Ovarian cyst

I have found out I have cyst at 22 cm on right ovary my ca125 measured at 145 I have seen my consultant who was quite reassuring as in although it has septations they are smooth he was taliking about draining cyst etc but this all depended on mri when my daughter asked if in his opinion was there any reassurances I could there was a lot although trans scan could not pick up what was behind so mri booked what a horrible experience it was I'm serverly claustrophobic one of my biggest fears is being buried alive it was just I was terrified of the machine the radiologist was so rude he said as I sat down so you have a huge cyst I said I know but my consultant was quite reassuring he then proceeded to tell me there was no guarantee which is fine I get that it was the way he said it then he said as I was crying absolutely terrified of getting in that machine it was no skin of his nose he still gets paid whether I have it done or not I couldn't have it done as stomach was to big and I was Petrified booked second scan they were lovely but I had full on panic attack I was in the machine for about 30 seconds obviously has to be referred back to my consultant I half agreed I would try with sedatives but I know I'm not able as I have had to see my gp thanks to my mental health and my crippling anxiety over this scan my gp was fab he is getting hold of my consultant to see what they can arrange I'm not sleeping I'm not eating I just want this out of way I had no symptoms a part from big belly whic I put down to menopause and my antidepressant ever since this has I seem to be experiencing more like bad back being sick loss of appetite and now breathlessness although I have seen gp he thinks the breathing is more anxiety driven as it's more like I feel like I'm not getting enoug oxygen so have to take big breath I'm so scared all of the time I keep crying over everything I just find myself breaking down I'm trying to put a brave face on it but honestly I'm crumbling I keep googling I know I shouldn't im sorry for long post I just wanted to put it in writing so I could make sense of it allxxx

 

  • Hi Mickie1409,

    I'm sorry to hear you're going through a tough time. It does often help to write things down, as you say.

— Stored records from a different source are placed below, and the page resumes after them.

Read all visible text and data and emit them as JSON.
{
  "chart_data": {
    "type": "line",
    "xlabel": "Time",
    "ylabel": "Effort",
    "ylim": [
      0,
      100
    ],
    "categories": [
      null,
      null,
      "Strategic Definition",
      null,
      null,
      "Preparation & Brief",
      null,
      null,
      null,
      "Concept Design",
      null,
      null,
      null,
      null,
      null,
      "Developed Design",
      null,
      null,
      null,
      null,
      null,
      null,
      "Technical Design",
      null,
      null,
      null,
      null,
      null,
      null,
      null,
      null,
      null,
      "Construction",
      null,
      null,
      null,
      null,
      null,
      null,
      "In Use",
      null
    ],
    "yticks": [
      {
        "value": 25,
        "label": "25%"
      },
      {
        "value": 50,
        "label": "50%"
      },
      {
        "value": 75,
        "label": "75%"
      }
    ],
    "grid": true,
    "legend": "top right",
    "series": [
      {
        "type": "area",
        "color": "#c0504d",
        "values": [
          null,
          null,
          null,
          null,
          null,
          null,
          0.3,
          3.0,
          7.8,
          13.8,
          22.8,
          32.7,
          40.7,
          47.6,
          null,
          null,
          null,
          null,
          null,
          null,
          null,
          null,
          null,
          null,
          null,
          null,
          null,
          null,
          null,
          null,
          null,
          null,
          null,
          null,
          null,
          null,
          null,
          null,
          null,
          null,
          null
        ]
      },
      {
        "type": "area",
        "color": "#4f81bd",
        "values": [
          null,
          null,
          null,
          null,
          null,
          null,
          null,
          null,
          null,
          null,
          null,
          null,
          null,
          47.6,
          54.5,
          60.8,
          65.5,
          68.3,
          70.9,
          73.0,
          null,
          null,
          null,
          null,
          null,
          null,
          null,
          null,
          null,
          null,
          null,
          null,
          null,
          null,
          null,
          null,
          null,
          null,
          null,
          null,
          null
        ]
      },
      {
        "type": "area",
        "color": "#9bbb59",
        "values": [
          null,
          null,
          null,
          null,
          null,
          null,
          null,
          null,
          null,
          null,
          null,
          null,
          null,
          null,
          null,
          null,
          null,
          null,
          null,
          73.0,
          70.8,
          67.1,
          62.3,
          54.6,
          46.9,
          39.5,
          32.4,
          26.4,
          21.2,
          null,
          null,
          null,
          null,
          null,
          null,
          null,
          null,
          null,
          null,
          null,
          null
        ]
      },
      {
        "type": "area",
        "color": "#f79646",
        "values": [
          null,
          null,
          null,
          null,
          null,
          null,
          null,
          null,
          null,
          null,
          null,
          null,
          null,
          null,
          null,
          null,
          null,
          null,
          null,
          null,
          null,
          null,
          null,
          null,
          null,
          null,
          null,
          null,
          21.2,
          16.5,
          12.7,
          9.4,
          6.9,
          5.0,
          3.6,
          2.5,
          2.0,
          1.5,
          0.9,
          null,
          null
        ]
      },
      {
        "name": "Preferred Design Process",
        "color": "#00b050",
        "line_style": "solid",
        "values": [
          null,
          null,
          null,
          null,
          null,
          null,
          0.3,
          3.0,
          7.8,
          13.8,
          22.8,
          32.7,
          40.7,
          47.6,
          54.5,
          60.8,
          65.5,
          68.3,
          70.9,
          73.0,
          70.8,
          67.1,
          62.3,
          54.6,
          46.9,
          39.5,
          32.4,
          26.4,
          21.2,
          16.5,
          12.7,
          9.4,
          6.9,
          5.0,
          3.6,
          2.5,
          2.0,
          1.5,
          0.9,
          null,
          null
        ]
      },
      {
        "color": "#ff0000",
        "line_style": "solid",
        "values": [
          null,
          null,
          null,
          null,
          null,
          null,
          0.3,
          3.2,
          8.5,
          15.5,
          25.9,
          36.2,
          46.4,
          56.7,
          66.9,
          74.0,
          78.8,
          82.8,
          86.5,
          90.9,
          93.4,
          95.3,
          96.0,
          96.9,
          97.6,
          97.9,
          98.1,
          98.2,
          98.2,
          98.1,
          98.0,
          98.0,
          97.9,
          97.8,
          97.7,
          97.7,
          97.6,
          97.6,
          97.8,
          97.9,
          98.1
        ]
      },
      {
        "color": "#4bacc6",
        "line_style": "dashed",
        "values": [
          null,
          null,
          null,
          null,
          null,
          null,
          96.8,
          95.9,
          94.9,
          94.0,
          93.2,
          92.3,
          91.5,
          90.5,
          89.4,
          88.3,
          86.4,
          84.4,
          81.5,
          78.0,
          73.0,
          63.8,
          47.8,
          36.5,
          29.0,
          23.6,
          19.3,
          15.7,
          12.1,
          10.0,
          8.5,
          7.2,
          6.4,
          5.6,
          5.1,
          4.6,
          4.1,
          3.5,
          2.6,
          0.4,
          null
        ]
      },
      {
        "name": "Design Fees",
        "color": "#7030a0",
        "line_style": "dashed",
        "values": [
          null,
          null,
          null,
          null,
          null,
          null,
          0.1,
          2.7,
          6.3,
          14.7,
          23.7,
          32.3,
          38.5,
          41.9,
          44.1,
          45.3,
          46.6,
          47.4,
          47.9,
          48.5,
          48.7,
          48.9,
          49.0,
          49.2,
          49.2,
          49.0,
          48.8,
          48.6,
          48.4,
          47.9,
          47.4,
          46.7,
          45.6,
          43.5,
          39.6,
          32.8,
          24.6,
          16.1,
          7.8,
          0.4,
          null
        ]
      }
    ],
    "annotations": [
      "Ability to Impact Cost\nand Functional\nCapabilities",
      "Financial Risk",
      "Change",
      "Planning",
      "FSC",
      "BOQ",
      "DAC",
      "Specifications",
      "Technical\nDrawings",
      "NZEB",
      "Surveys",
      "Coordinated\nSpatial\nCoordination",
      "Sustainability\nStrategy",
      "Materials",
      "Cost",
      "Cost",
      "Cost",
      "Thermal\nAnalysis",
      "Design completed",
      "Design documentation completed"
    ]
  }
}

    It sounds like they are working to find a solution for you to have the scan, which is great. Hopefully this can be sorted soon.

    It also sounds like the doctor is supporting you with the anxiety too - keep speaking to them to get any help you may need. The NHS also has some good online resources for mental health support, called Every Mind Matters.

    It is best to avoid Googling things to do with this as the information will often be irrelevant and it only tends to increase the worries.

    Do take care of yourself and hopefully you're able to hear back from the doctors soon.